La stessa polemica leghista contro i finanziamenti europei in arrivo ha qualcosa di stucchevole. Ma i problemi spunteranno comunque, e non solo per le incursioni di un alleato come Iv. Gli scricchiolii che dovrebbero preoccupare Conte sono quelli nei Cinque Stelle. È la polemica inquietante e opaca tra un membro del Csm come il magistrato Nino Di Matteo e il Guardasigilli grillino Alfonso Bonafede: uno scontro che rimanda alle dinamiche interne al Movimento, con Bonafede costretto a difendersi dall’«accusa infamante» di essere stato condizionato in alcune scelte dai boss mafiosi.
Ancora, è la cultura grillina del denaro «a pioggia», tutto in debito, denunciata ieri dal prossimo presidente di Confindustria, Carlo Bonomi: un tema che riproporrà presto lo scontento sulla gestione degli aiuti per la ripresa.

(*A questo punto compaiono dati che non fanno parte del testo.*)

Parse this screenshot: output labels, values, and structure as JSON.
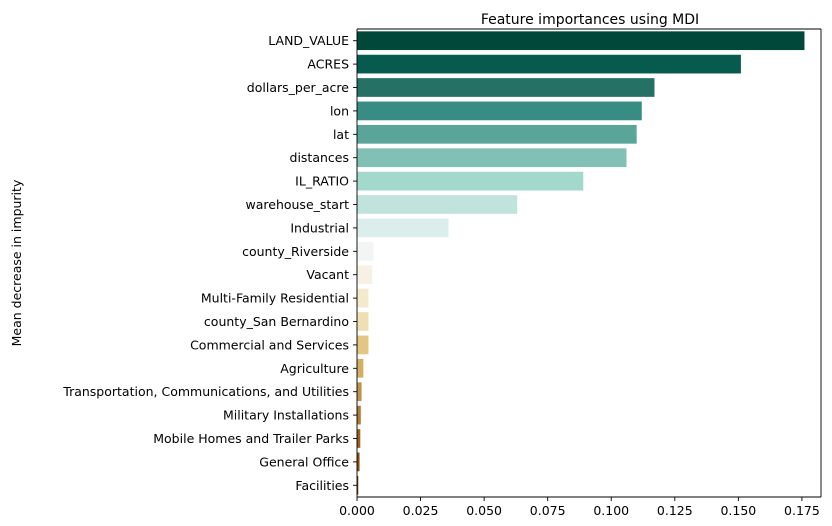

E, come un fastidioso rumore di fondo, spuntano a intermittenza le perplessità su una politica estera nella quale il M5S mostrerebbe un’eccessiva accondiscendenza nei confronti della Cina: un tema che potrebbe diventare dirimente, se le tensioni crescenti tra Washington e Pechino imporranno agli alleati europei una netta scelta di campo. L’italia si candiderebbe a essere tra le nazioni più esposte.